Open AIDS J. 2007;1:21-7. doi: 10.2174/1874613600701010021. Epub 2007 Dec 13.
The scale-up of antiretroviral therapy is progressing rapidly in Africa but with a limited evidence-base. We report the baseline results from a large pragmatic cluster-randomised trial comparing different strategies of ART delivery. The trial is integrated in normal health service delivery. 1453 subjects were recruited into the study. Significantly more women (71%) than men (29%) were recruited. The WHO HIV clinical stage at presentation did not differ significantly between men and women: 58% and 53% respectively were at WHO stage III or IV (p=0.9). Median CD4 counts (IQR) x 106 cells/l were 98 (28, 160) among men and 111 (36, 166) among women. Sixty-four percent of women and 61% men had plasma viral load > or =100,000 copies. Baseline characteristics did not change over time. Considerably fewer men than women presented for treatment. Both men and women presented at an advanced stage with very low median CD4 count and high plasma viral load.

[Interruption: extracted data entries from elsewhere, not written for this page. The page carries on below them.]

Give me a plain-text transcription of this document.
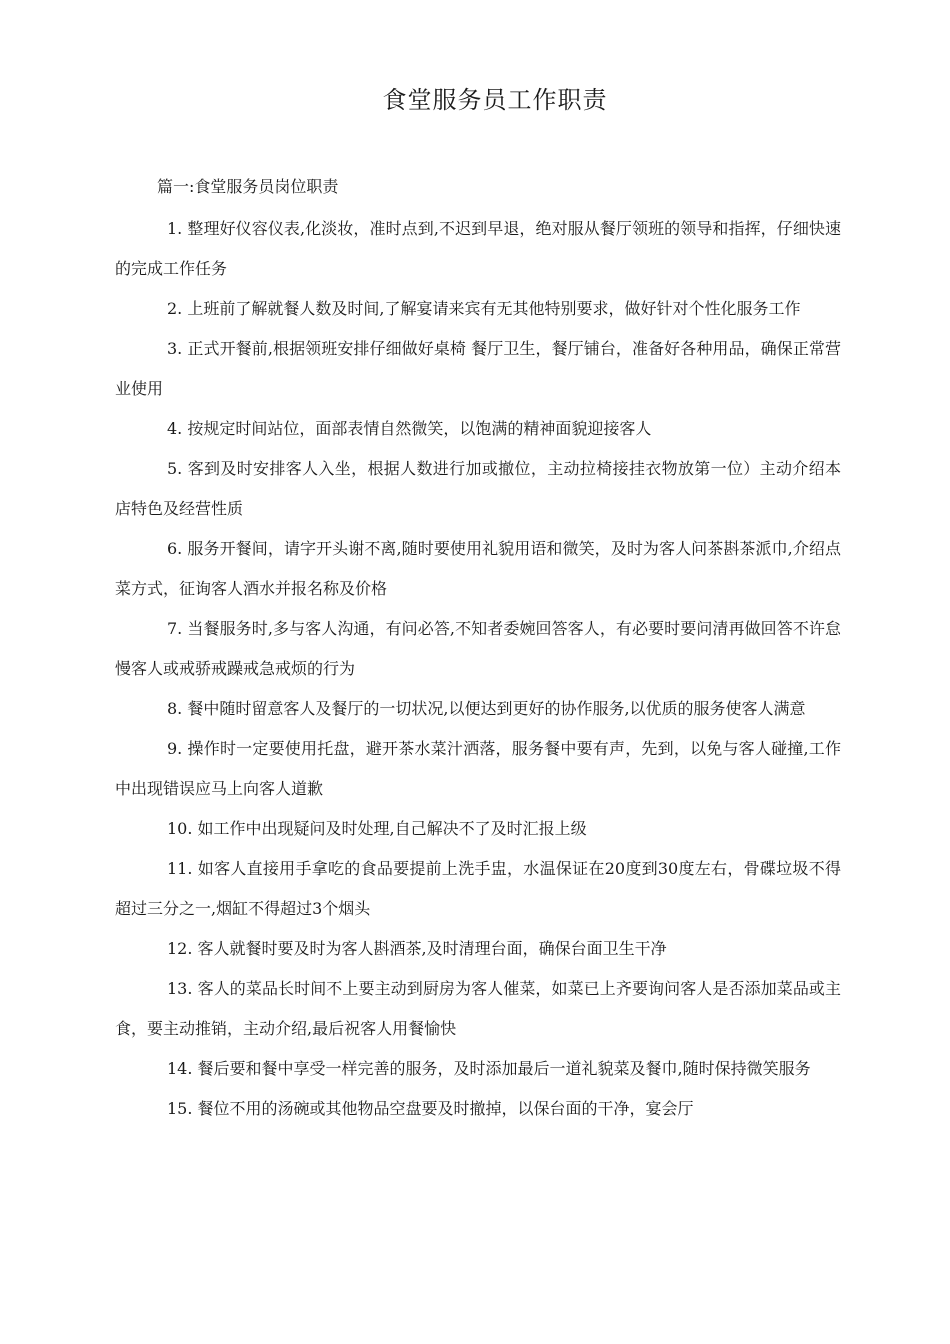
食堂服务员工作职责

篇一:食堂服务员岗位职责

1. 整理好仪容仪表,化淡妆，准时点到,不迟到早退，绝对服从餐厅领班的领导和指挥，仔细快速的完成工作任务
2. 上班前了解就餐人数及时间,了解宴请来宾有无其他特别要求，做好针对个性化服务工作
3. 正式开餐前,根据领班安排仔细做好桌椅 餐厅卫生，餐厅铺台，准备好各种用品，确保正常营业使用
4. 按规定时间站位，面部表情自然微笑，以饱满的精神面貌迎接客人
5. 客到及时安排客人入坐，根据人数进行加或撤位，主动拉椅接挂衣物放第一位）主动介绍本店特色及经营性质
6. 服务开餐间，请字开头谢不离,随时要使用礼貌用语和微笑，及时为客人问茶斟茶派巾,介绍点菜方式，征询客人酒水并报名称及价格
7. 当餐服务时,多与客人沟通，有问必答,不知者委婉回答客人，有必要时要问清再做回答不许怠慢客人或戒骄戒躁戒急戒烦的行为
8. 餐中随时留意客人及餐厅的一切状况,以便达到更好的协作服务,以优质的服务使客人满意
9. 操作时一定要使用托盘，避开茶水菜汁洒落，服务餐中要有声，先到，以免与客人碰撞,工作中出现错误应马上向客人道歉
10. 如工作中出现疑问及时处理,自己解决不了及时汇报上级
11. 如客人直接用手拿吃的食品要提前上洗手盅，水温保证在20度到30度左右，骨碟垃圾不得超过三分之一,烟缸不得超过3个烟头
12. 客人就餐时要及时为客人斟酒茶,及时清理台面，确保台面卫生干净
13. 客人的菜品长时间不上要主动到厨房为客人催菜，如菜已上齐要询问客人是否添加菜品或主食，要主动推销，主动介绍,最后祝客人用餐愉快
14. 餐后要和餐中享受一样完善的服务，及时添加最后一道礼貌菜及餐巾,随时保持微笑服务
15. 餐位不用的汤碗或其他物品空盘要及时撤掉，以保台面的干净，宴会厅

抗逆转录病毒疗法在非洲的推广进展迅速,但相关证据有限。我们报告了一项大型实用整群随机试验的基线结果,该试验比较了不同的抗逆转录病毒疗法给药策略。该试验融入了正常的医疗服务提供体系。1453名受试者被纳入研究。招募的女性(71%)明显多于男性(29%)。就诊时的世界卫生组织(WHO)HIV临床分期在男性和女性之间无显著差异:分别有58%和53%处于WHO III期或IV期(p = 0.9)。男性的CD4细胞计数中位数(四分位间距)×10⁶个/微升为98(28,160),女性为111(36,166)。64%的女性和61%的男性血浆病毒载量≥100,000拷贝。基线特征未随时间变化。前来接受治疗的男性比女性少得多。男性和女性就诊时均处于晚期,CD4细胞计数中位数很低,血浆病毒载量很高。